2002年の春に内定をいただきました。2002年の夏は大学生活最後の夏休みを楽しみつつ、秋に行われる基本情報技術者試験の勉強をしました。パソコンが得意というのは履歴書にも書くほどに自分の長所として自覚していたものではありましたが、中学以来ほとんどやっていないプログラミングの腕がどれほど鈍っていたかを確認したかったからです。

最初はまず1冊だけ参考書を買ってみて、模擬試験をやってみました。とても無理そうだったら費やす時間がもったいないので入社してから取り組もうと思いました。そう思いながらやってみると合格する可能性があることがわかりました。それなら在学中に取ってしまおうと思い、独学で勉強して合格しました。

入社後

入社後間もなく行われたソフトウェア開発技術者の試験に合格しました。新人研修でもプログラミングの分野ではあまり悩みませんでした。”古い”言語の出身者でしたのでオブジェクト指向でつまづいたくらいです。その後のことはほぼ現在進行形ですのでうまくまとめられませんが、SEになってよかったと思っています。何より、中学や大学で深めたコンピュータに関する知識と、大学で学んだ企業に関する知識を無駄にせずに活用できている事を幸運に思います。現在は企業内の情報交換にやや関係する情報システムの仕事をおもしろおかしくやっています。

さて質問をいただいた方におかれましては、情報系の大学に進みたいという事でとても頼もしく思います。もし自分がそうするならば”情報系の大学”の枠を海外、特にアメリカの大学を視野に入れて考えるでしょう。その場合、日本の大学を卒業せずにアメリカの大学に行ってしまうと万一卒業できなかった場合に最終学歴が高卒になってしまいますので、日本の大学を卒業してから留学することになります。その日本の大学はもちろん理数系の学部となるでしょうから、高校も理系が強いところを目指す事になります。

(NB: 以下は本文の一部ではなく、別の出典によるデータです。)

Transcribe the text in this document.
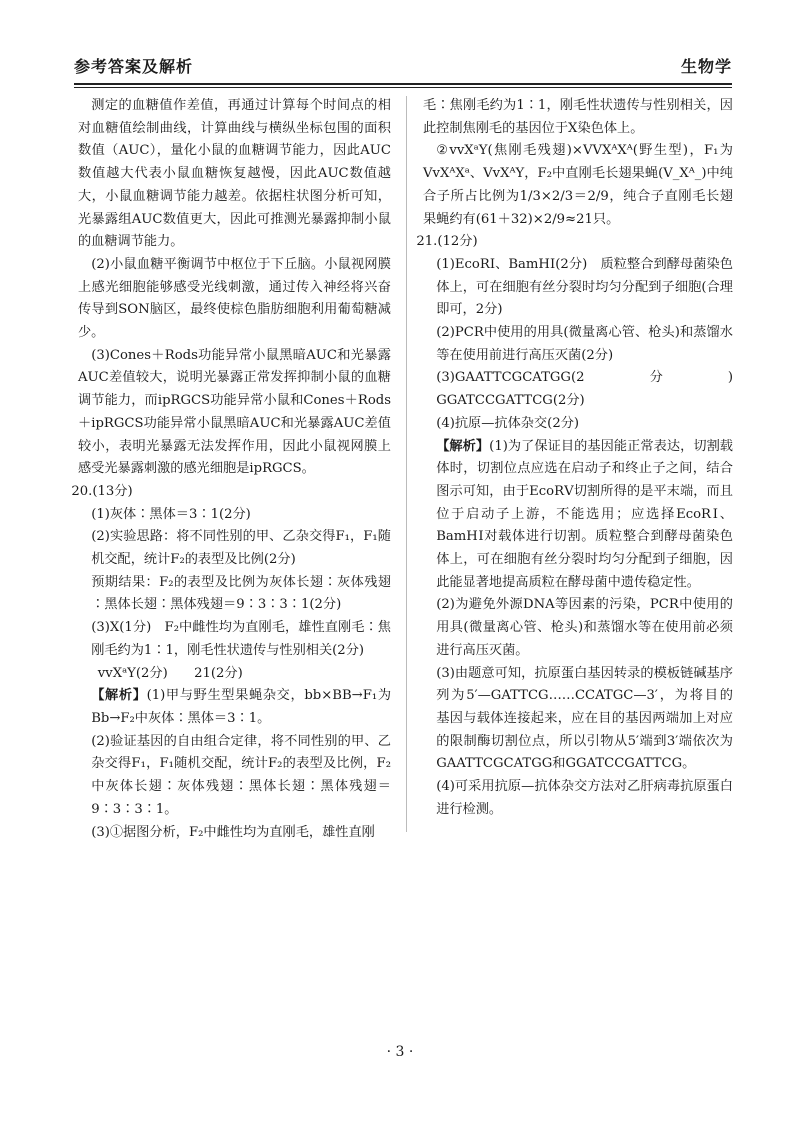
参考答案及解析	生物学

测定的血糖值作差值，再通过计算每个时间点的相对血糖值绘制曲线，计算曲线与横纵坐标包围的面积数值（AUC），量化小鼠的血糖调节能力，因此AUC数值越大代表小鼠血糖恢复越慢，因此AUC数值越大，小鼠血糖调节能力越差。依据柱状图分析可知，光暴露组AUC数值更大，因此可推测光暴露抑制小鼠的血糖调节能力。

(2)小鼠血糖平衡调节中枢位于下丘脑。小鼠视网膜上感光细胞能够感受光线刺激，通过传入神经将兴奋传导到SON脑区，最终使棕色脂肪细胞利用葡萄糖减少。

(3)Cones＋Rods功能异常小鼠黑暗AUC和光暴露AUC差值较大，说明光暴露正常发挥抑制小鼠的血糖调节能力，而ipRGCS功能异常小鼠和Cones＋Rods＋ipRGCS功能异常小鼠黑暗AUC和光暴露AUC差值较小，表明光暴露无法发挥作用，因此小鼠视网膜上感受光暴露刺激的感光细胞是ipRGCS。

20.(13分)

(1)灰体∶黑体＝3∶1(2分)

(2)实验思路：将不同性别的甲、乙杂交得F₁，F₁随机交配，统计F₂的表型及比例(2分)

预期结果：F₂的表型及比例为灰体长翅∶灰体残翅∶黑体长翅∶黑体残翅＝9∶3∶3∶1(2分)

(3)X(1分)　F₂中雌性均为直刚毛，雄性直刚毛∶焦刚毛约为1∶1，刚毛性状遗传与性别相关(2分)

vvXᵃY(2分)　　21(2分)

【解析】(1)甲与野生型果蝇杂交，bb×BB→F₁为Bb→F₂中灰体∶黑体＝3∶1。

(2)验证基因的自由组合定律，将不同性别的甲、乙杂交得F₁，F₁随机交配，统计F₂的表型及比例，F₂中灰体长翅∶灰体残翅∶黑体长翅∶黑体残翅＝9∶3∶3∶1。

(3)①据图分析，F₂中雌性均为直刚毛，雄性直刚

毛∶焦刚毛约为1∶1，刚毛性状遗传与性别相关，因此控制焦刚毛的基因位于X染色体上。

②vvXᵃY(焦刚毛残翅)×VVXᴬXᴬ(野生型)，F₁为VvXᴬXᵃ、VvXᴬY，F₂中直刚毛长翅果蝇(V_Xᴬ_)中纯合子所占比例为1/3×2/3＝2/9，纯合子直刚毛长翅果蝇约有(61＋32)×2/9≈21只。

21.(12分)

(1)EcoRⅠ、BamHⅠ(2分)　质粒整合到酵母菌染色体上，可在细胞有丝分裂时均匀分配到子细胞(合理即可，2分)

(2)PCR中使用的用具(微量离心管、枪头)和蒸馏水等在使用前进行高压灭菌(2分)

(3)GAATTCGCATGG(2分)　GGATCCGATTCG(2分)

(4)抗原—抗体杂交(2分)

【解析】(1)为了保证目的基因能正常表达，切割载体时，切割位点应选在启动子和终止子之间，结合图示可知，由于EcoRⅤ切割所得的是平末端，而且位于启动子上游，不能选用；应选择EcoRⅠ、BamHⅠ对载体进行切割。质粒整合到酵母菌染色体上，可在细胞有丝分裂时均匀分配到子细胞，因此能显著地提高质粒在酵母菌中遗传稳定性。

(2)为避免外源DNA等因素的污染，PCR中使用的用具(微量离心管、枪头)和蒸馏水等在使用前必须进行高压灭菌。

(3)由题意可知，抗原蛋白基因转录的模板链碱基序列为5′—GATTCG……CCATGC—3′，为将目的基因与载体连接起来，应在目的基因两端加上对应的限制酶切割位点，所以引物从5′端到3′端依次为GAATTCGCATGG和GGATCCGATTCG。

(4)可采用抗原—抗体杂交方法对乙肝病毒抗原蛋白进行检测。

· 3 ·
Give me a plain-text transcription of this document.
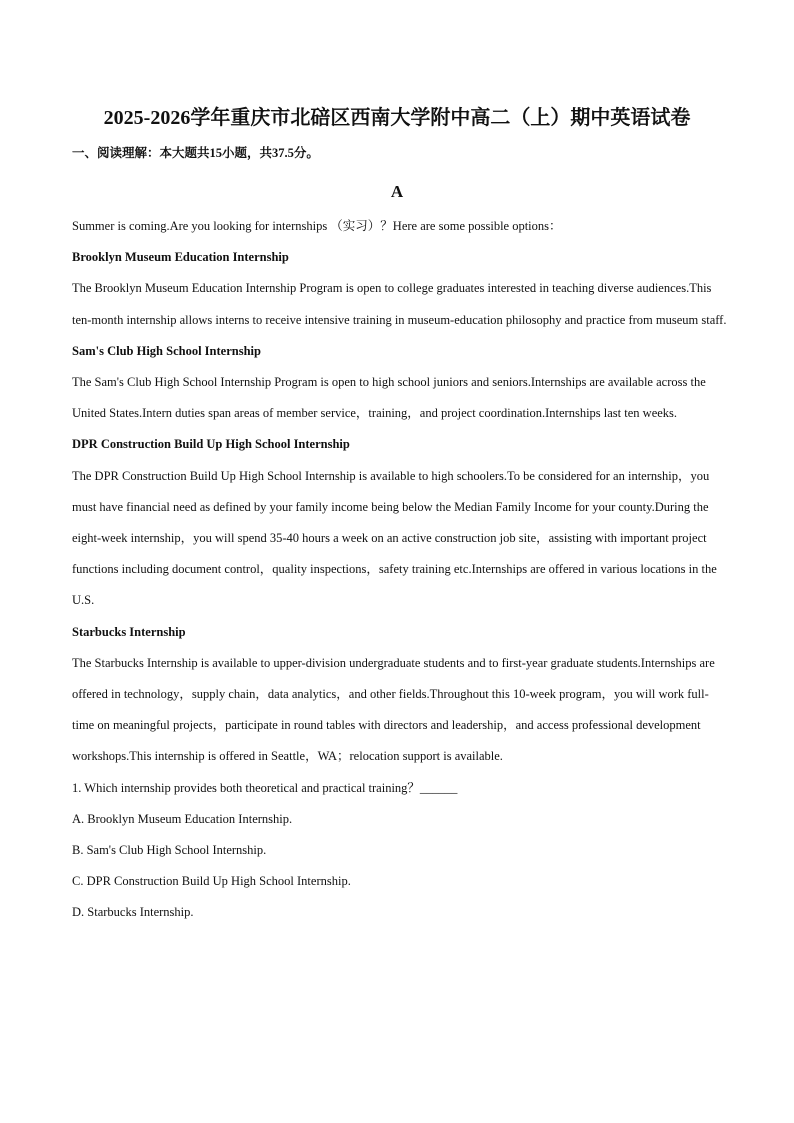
2025-2026学年重庆市北碚区西南大学附中高二（上）期中英语试卷
一、阅读理解：本大题共15小题，共37.5分。
A

Summer is coming.Are you looking for internships （实习）？Here are some possible options：

Brooklyn Museum Education Internship

The Brooklyn Museum Education Internship Program is open to college graduates interested in teaching diverse audiences.This ten-month internship allows interns to receive intensive training in museum-education philosophy and practice from museum staff.

Sam's Club High School Internship

The Sam's Club High School Internship Program is open to high school juniors and seniors.Internships are available across the United States.Intern duties span areas of member service，training，and project coordination.Internships last ten weeks.

DPR Construction Build Up High School Internship

The DPR Construction Build Up High School Internship is available to high schoolers.To be considered for an internship，you must have financial need as defined by your family income being below the Median Family Income for your county.During the eight-week internship，you will spend 35-40 hours a week on an active construction job site，assisting with important project functions including document control，quality inspections，safety training etc.Internships are offered in various locations in the U.S.

Starbucks Internship

The Starbucks Internship is available to upper-division undergraduate students and to first-year graduate students.Internships are offered in technology，supply chain，data analytics，and other fields.Throughout this 10-week program，you will work full-time on meaningful projects，participate in round tables with directors and leadership，and access professional development workshops.This internship is offered in Seattle，WA；relocation support is available.

1. Which internship provides both theoretical and practical training？______

A. Brooklyn Museum Education Internship.

B. Sam's Club High School Internship.

C. DPR Construction Build Up High School Internship.

D. Starbucks Internship.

そこまでやらなくても、情報系の大学にいればバイトでソフトウェア開発を行う機会にめぐり合える可能性があります。今中学校3年生となると4から10年後くらいの世界を想像しないといけないので難しいですが、そこまで事情も変わっていないでしょう。そうすると仕事としてソフトウェア開発を行うという事がどういうことなのか理解する事ができると思います。中には単なるバイトではなく、大学の研究の一環として企業と連携しているところもあるでしょうから、そういった情報は今から探していくと良いと思います。

受験生さんの進路がそっち方面でよいか、という事については何とも難しい質問です。現実世界で何年来もの知り合いだったとしても答えるのが難しいことでしょう。ひとつアドバイスをさせていただくとすれば、今日の受験生さんのように「迷ったらすぐ聞く」ですとか「答を知っていそうな人を探し出す」という前向きさは、これからどんな進路を選ぶにしても役に立つことであると思います。

まじめすぎる回答だとおもしろくないのでおまけをひとつ。こういった質問をするには学校の先生は向いていない人が多いです。大学を卒業してそのまま教諭になった方も多く、比較的若い産業であるIT業界には知り合いがいる方も少ないでしょう。それではどうやってIT業界に知り合いを見つけるかと言うと、今回のように正面切って質問するのが一案。もう一案としては別のことで仲良くなってから相談するというのがあると思います。そしてIT業界と言えばオタクが多いですので、アニメに詳しくなってアニメ関係の仲間を増やしていけばかなりの確率でIT業界の若い人間と知り合えるのではないでしょうか。自分はアニメではないのですが、ネットで知り合った人からある会社の内情について教えてもらったことがありました。

それでは受験生さんの明るい未来をお祈りしております。